The phenomenon, known as Arctic amplification, has caused a ripple effect, influencing weather patterns around the globe.
As part of the NASA field campaign in which Zuidema participated, she and dozens of other scientists collected a trove of data on how clouds, aerosols, and even the bumps and dips on the ice itself interact to impact sea ice melt in the Arctic over the summer months.
Operating out of Pituffik Space Base, a U.S. space force located on the northwest coast of Greenland, the researchers flew aboard three aircraft during two separate deployments.
Zuidema, whose research focuses on the relationship of marine shallow clouds to the large-scale environment, looked at how low, thin clouds may influence Arctic surfaces and the rate of sea ice melting. With her G-band vapor radiometer (GVR) positioned on the tail section of the Lockheed P-3 Orion aircraft on which she flew and served as the mission scientist, Zuidema and Rosenstiel School Ph.D. student Michael Perez measured the amount of radiation emitted from water vapor and liquid water in the atmosphere.
"We were able to conduct a very detailed closure study on how clouds impact the surface, and that's just impossible to do without the kinds of instruments we deployed. Satellites can only tell us so much," Zuidema said.
Researchers from the University of Colorado Boulder, the University of Michigan, Washington University in St. Louis, the University of Arizona, and Colorado State University also participated in the campaign. Sebastian Schmidt, an associate professor at the University of Colorado Boulder, spearheads the project.
"We've gotten a really good look at these clouds for the first time, and it's possible they may have a much stronger influence on Arctic surfaces and sea ice cover than we realized," said Patrick Taylor, deputy science lead for the so-called ARCSIX (Arctic Radiation-Cloud-Aerosol-Surface Interaction eXperiment) campaign and a research scientist at NASA's Langley Research Center.
Zuidema, Perez, and other ARCSIX researchers are now poring over the data.
It wasn't Zuidema's first deployment to the Arctic.
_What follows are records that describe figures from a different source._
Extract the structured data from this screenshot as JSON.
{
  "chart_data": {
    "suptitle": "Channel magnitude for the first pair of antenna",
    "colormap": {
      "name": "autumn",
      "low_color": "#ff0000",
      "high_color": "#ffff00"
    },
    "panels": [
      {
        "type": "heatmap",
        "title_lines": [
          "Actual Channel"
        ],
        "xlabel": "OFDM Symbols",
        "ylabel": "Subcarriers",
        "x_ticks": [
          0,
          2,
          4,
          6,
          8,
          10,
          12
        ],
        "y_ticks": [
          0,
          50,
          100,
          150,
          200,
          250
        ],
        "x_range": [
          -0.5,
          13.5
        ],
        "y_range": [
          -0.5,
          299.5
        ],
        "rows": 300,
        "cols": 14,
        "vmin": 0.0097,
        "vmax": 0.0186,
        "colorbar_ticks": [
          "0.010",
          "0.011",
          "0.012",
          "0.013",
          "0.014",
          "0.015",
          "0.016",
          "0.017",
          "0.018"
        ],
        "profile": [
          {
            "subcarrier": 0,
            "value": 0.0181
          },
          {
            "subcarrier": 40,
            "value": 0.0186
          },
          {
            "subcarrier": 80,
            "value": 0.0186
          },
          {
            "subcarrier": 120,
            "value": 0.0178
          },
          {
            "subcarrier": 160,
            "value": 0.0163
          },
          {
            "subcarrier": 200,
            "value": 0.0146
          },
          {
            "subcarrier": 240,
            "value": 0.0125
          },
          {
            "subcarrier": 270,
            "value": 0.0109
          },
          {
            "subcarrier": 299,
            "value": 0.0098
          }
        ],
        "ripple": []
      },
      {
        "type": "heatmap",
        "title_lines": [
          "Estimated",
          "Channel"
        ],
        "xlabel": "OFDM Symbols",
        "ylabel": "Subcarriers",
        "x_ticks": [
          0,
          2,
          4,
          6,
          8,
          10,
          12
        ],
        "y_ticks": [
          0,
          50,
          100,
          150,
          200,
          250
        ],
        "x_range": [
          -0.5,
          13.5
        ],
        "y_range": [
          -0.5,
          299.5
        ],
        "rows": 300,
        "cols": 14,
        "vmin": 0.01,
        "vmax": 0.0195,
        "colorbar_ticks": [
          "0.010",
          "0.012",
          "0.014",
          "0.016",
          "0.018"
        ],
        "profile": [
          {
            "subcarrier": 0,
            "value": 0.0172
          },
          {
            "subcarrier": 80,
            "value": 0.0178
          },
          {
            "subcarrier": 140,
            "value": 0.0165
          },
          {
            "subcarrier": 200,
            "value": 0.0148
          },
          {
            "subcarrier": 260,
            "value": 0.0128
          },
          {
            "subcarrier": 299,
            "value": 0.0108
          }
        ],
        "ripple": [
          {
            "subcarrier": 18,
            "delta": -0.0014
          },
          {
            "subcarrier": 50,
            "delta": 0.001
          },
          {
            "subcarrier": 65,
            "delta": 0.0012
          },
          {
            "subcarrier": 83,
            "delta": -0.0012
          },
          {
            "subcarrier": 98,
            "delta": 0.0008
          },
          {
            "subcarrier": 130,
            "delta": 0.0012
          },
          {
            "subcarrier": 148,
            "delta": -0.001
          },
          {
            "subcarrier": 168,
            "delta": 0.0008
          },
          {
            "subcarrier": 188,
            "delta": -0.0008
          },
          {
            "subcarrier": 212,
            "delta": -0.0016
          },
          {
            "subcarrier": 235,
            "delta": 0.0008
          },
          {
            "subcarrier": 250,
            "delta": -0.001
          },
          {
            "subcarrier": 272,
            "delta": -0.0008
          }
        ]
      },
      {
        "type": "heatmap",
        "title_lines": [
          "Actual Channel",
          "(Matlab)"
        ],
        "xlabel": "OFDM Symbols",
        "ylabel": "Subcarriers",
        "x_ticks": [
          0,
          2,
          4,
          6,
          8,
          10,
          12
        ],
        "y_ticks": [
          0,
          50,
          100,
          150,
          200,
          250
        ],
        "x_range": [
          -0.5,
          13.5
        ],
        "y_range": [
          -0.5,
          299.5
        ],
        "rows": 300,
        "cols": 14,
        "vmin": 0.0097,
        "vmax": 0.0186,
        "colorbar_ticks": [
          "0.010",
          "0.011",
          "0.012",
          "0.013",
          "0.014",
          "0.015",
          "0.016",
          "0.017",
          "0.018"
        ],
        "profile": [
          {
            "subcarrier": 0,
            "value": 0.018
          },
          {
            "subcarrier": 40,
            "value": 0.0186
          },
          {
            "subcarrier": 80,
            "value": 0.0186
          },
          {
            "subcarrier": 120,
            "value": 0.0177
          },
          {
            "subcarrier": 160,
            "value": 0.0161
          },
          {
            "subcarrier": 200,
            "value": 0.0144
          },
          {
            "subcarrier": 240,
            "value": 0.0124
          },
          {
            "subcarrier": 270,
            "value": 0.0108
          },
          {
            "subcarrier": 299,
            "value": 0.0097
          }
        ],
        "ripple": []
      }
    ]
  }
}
In early 2024, she deployed to Kiruna, Sweden, as the lead investigator of a field campaign that investigated to what extent clouds generated by marine cold-air outbreaks reflect and potentially contribute to the rapid warming of the Arctic.
"Continuous long-term monitoring of the Arctic is crucial at this point in time," Zuidema said. "Like the field campaign out of Sweden, ARCSIX was important for helping the international research community to monitor and observe Earth from space. For a highly detailed picture of the Arctic, we really must go there. It's like going to another planet without leaving this one."
For Perez, who monitored the GVR instrument during ARCSIX flights, the deployment provided an opportunity to observe hard science up close. "It helped give a greater perspective on the things we're studying," he said. "Many times, we get caught up in either images or the numbers generated by the science we're conducting. Physically being there really made a difference."